Мучительнее всякой боли было признать-осознать все происходящее и остаться самой собой. Видеть, что ты подопытное животное и не превратится в зверя. Не кричать от ярости, не плевать из своей клетки на дрессировщиков.

Надо было уцелеть. Любым способом.

Не у кого было спросить, как жить дальше. Нельзя отправить письмо, и, хотя на окнах нет решеток, от высоты, чернеющей за толстыми двойными стеклами, становилось не по себе.

Каждый из нас, конечно, думал, что ему, именно ему повезет… что он крепче и здоровее, и он выживет.

К вечеру одной из новых соседок стало совсем плохо. Тощие руки лежали поверх ее живота, плоского, как пустая наволочка. На теле, от плеч и ниже, не просматривалось никаких выпуклостей, только в самом низу торчали пальцы ног. Она скулила как-то по-собачьи, вытирая слезы казенным вафельным полотенцем, отталкивая от себя утешавшую ее Тоню.

– Помирать страшно, – безголосо тянула она. И все чувствовали, что это действительно страшно.

– Смерти нет! – Будто от сильного рывка качнулась стрелка прибора, рисовавшего на ленте неровную кривую. – Смерти нет!, – отдалось эхом в металлическом ящике, за которым не видно было Анны Лузгай. И почему-то мне хоть на секунду почудилось, что смерти действительно нет.
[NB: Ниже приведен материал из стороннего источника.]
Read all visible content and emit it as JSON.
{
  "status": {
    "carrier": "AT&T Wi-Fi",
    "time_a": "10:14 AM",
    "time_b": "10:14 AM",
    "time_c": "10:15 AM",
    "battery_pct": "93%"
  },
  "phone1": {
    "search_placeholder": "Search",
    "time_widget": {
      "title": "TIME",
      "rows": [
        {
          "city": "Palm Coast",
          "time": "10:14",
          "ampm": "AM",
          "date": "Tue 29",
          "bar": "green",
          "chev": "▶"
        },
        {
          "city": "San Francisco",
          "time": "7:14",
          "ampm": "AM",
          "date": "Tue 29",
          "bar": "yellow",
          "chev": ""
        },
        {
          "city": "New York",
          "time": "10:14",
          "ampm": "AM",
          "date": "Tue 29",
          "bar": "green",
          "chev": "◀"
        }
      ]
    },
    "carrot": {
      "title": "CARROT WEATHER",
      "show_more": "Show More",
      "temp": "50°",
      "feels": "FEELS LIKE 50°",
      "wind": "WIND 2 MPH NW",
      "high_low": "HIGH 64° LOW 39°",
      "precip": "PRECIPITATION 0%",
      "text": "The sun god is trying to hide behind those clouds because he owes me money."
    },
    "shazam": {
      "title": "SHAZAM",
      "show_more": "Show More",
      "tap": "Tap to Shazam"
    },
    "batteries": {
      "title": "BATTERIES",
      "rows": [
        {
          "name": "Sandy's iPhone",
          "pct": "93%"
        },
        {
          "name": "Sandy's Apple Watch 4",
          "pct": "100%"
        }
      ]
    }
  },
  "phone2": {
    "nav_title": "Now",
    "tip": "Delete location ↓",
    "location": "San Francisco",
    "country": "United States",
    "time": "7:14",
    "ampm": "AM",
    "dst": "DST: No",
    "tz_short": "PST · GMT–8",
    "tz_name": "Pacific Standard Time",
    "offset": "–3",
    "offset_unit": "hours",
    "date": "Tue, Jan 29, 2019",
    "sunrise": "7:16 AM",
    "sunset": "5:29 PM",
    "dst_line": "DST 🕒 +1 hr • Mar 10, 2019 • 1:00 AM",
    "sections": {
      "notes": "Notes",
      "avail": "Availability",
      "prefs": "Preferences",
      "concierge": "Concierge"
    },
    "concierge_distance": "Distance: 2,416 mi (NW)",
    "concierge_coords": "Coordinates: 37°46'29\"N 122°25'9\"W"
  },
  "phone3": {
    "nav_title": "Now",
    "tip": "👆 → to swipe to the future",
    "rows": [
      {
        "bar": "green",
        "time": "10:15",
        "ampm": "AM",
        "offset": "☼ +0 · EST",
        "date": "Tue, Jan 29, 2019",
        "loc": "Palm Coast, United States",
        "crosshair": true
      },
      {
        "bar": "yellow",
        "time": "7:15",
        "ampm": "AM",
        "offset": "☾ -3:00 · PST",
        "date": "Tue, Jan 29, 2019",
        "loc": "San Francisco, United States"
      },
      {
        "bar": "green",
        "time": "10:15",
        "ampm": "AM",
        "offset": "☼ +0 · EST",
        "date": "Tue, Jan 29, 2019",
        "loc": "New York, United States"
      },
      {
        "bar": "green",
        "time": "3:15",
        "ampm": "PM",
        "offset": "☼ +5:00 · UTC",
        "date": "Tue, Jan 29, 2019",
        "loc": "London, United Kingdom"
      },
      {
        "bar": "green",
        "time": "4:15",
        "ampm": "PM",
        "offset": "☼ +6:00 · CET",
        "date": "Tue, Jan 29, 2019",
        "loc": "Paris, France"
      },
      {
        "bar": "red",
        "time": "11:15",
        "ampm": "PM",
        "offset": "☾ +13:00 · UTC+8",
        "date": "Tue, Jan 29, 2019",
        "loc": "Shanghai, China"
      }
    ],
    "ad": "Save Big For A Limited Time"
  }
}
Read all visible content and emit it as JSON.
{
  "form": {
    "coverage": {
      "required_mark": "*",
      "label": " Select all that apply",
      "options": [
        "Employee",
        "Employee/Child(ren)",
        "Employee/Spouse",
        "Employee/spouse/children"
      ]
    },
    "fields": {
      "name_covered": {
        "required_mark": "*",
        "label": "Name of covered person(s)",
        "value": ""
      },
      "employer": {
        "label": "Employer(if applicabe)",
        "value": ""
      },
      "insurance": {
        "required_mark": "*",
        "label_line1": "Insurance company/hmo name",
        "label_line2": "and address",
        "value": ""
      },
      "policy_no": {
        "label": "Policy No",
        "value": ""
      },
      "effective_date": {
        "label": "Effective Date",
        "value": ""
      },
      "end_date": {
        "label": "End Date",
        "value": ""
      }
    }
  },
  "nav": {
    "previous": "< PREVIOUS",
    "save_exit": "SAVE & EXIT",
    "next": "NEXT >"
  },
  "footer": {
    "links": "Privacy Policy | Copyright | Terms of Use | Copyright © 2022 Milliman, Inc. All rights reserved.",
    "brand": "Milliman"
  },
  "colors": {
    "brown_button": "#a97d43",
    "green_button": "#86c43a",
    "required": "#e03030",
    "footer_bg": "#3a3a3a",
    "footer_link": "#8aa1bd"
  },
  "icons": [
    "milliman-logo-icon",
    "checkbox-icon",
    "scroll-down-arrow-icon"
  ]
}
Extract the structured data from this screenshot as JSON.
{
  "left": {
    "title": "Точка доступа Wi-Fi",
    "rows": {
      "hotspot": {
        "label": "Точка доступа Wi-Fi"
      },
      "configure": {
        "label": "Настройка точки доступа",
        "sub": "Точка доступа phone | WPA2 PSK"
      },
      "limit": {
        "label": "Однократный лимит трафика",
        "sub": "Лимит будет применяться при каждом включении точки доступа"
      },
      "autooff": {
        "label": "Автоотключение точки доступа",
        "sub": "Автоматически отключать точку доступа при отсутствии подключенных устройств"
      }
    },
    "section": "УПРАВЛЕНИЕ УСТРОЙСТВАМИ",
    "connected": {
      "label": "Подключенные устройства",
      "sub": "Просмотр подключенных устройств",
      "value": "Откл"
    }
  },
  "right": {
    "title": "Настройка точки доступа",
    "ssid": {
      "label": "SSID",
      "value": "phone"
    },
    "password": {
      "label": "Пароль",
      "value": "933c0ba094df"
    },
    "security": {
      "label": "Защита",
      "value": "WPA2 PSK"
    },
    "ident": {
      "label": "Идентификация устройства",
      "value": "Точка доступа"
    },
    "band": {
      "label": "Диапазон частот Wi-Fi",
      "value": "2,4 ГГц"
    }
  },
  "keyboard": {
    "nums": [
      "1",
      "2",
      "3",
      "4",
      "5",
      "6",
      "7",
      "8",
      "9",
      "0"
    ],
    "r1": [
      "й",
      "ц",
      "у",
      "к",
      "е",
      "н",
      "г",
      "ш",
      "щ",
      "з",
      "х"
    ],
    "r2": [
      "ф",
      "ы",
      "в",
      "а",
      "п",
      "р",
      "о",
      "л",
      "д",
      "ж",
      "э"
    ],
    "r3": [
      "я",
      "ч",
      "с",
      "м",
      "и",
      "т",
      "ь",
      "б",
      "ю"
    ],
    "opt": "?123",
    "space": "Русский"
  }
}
– Ну, а ты чего раскисла? – наклоняется ко мне Тоня. –Тоже помирать собралась?

Вечером струпья на ее лице почти сливаются с ее рыжеватыми волосами, отчего ее открытое, все чувства наружу, лицо будто в пламени. Горит женщина!

– Нагляделась солдатня на тебя… Ничего, Любочка. Лишь бы пороху у тебя хватило… Галя сказала, что на лекции ты чуть в обморок не упала.

Галя улыбнулась удовлетворенно: – Пришлось выручать…

– Чудачки вы мои! Мы для них не женщины. И уж точно не люди…

– Пойми, Тоня! Сегодня лекции, вчера расписку тянули, пугали, что без расписки лечить не будут, – жалуюсь я. А подпиши и виноватых нет. Поправишься, иди домой и доказывай потом, что черное – это белое. Да кто тебя слушать будет? … Тоничка, дорогая, что же делать? Глумятся, как хотят. Мне такой укол закатили, что сам себе смертный приговор подпишешь.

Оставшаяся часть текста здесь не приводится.